High Point Museum dedicates America250 Guilford time capsule for 2076 reveal
High Point Museum sealed Guilford County’s 250th-anniversary memories in a capsule that will sit untouched until 2076. Residents can still add artifacts through the end of 2026.

The High Point Museum has become Guilford County’s archive for the next half-century of local memory, with the America250 Guilford County time capsule housed in the High Point Historical Society collections storage area and kept closed until 2076.
The dedication on Saturday, April 18, ran from 2 p.m. to 4 p.m. at 1859 E. Lexington Ave. and was free and open to all ages. The event gave residents a rare chance to see some of the items before they are sealed away at the end of the year, with live music, refreshments and a photo booth adding to a family-oriented program built around the county’s semiquincentennial.
Organizers said the capsule is not being buried. Instead, artifacts are being donated for inclusion, a choice that turns the project into a visible act of curation rather than a hidden ceremonial gesture. The America250 Guilford County Committee is collecting county-specific items from community members, businesses and organizations, and public submissions are being accepted through the end of 2026.

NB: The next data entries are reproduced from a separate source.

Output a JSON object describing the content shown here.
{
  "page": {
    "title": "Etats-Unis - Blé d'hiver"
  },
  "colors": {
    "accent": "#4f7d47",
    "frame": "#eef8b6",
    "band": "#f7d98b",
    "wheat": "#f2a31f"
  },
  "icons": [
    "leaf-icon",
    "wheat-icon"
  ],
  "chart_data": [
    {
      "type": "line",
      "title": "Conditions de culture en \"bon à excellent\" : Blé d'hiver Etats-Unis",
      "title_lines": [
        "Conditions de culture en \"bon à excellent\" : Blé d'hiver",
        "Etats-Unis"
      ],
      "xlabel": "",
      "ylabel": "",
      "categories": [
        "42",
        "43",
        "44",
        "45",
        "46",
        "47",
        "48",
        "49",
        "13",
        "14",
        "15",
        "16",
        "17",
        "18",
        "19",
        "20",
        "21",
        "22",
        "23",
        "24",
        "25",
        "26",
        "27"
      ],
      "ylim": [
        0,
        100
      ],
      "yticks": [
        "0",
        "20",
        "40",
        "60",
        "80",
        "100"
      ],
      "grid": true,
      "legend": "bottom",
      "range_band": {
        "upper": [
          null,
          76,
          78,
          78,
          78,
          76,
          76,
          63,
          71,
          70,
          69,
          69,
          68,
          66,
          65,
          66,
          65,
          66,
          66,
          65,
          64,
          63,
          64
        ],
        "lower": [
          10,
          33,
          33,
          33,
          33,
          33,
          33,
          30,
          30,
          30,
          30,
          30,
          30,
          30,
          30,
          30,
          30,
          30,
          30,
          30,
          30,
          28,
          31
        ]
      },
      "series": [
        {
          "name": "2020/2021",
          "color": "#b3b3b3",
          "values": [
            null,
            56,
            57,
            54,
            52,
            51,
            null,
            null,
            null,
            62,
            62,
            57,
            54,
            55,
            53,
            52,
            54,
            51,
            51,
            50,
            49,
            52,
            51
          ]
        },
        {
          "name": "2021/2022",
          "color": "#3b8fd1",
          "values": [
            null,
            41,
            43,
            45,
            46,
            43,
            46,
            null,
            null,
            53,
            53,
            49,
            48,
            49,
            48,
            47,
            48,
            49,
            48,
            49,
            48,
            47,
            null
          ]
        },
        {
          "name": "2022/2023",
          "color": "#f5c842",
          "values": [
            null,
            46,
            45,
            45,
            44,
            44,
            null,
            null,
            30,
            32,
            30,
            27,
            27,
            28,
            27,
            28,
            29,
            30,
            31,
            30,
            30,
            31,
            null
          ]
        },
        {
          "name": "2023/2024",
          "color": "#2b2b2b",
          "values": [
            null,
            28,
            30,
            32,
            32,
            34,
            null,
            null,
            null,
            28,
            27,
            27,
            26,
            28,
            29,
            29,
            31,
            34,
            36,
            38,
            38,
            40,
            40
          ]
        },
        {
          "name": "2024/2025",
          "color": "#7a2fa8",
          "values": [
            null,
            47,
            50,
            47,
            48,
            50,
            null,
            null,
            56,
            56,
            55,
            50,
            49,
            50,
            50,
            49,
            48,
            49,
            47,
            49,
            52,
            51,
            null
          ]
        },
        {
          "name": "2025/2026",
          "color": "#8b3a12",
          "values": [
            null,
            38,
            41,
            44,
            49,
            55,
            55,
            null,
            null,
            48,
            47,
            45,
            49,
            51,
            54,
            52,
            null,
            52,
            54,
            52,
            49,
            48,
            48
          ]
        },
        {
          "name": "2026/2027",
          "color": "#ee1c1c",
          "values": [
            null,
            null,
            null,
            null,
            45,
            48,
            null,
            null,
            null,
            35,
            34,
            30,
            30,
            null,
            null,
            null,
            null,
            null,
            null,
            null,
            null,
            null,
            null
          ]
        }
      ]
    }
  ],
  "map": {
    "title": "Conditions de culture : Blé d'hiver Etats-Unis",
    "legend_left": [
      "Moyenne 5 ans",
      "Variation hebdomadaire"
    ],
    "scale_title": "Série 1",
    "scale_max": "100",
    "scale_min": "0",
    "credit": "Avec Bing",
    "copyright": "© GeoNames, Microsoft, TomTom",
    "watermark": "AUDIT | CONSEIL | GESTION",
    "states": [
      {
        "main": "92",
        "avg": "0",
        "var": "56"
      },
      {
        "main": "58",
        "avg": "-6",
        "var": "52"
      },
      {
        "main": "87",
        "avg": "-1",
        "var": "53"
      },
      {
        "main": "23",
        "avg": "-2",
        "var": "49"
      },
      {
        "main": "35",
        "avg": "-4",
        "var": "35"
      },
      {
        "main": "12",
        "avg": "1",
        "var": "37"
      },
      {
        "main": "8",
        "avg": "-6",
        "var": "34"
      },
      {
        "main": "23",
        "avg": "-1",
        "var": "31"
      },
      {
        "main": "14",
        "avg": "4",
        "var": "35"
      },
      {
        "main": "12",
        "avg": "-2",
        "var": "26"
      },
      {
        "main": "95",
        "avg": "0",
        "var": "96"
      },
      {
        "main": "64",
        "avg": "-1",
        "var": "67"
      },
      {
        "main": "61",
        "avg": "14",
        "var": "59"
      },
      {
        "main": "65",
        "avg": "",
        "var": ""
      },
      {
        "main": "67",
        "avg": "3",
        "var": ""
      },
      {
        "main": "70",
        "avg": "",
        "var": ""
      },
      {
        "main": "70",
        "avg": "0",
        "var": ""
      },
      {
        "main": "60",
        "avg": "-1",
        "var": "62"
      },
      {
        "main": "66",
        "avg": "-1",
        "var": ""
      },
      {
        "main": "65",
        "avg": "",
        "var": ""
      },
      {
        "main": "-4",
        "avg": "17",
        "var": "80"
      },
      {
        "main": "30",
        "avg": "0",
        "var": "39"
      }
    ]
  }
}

That invitation puts ordinary residents, local institutions and business owners in the position of deciding what future Guilford County will inherit when the capsule opens for America’s 300th anniversary. The question behind the project is as much about representation as remembrance: which objects, stories and names will stand in for the county in 2076, and whose version of local history will be preserved.
The High Point Museum was a fitting site for that decision because it is already dedicated to sharing Greater High Point’s history. Its Historical Park includes the John Haley House, built in 1786, the Hoggatt House from 1801, a working blacksmith shop dating to 1841 and the Little Red Schoolhouse from 1930, all reminders that the city has long treated physical places as evidence of civic memory.
Local coverage of the dedication said the ceremony also included speakers, activities for all ages, reenactors and a dedication of a monument and plaque. Those details underscored the project’s larger purpose: not just to mark an anniversary, but to choose what Guilford County wants future residents to remember when they open the capsule 50 years from now.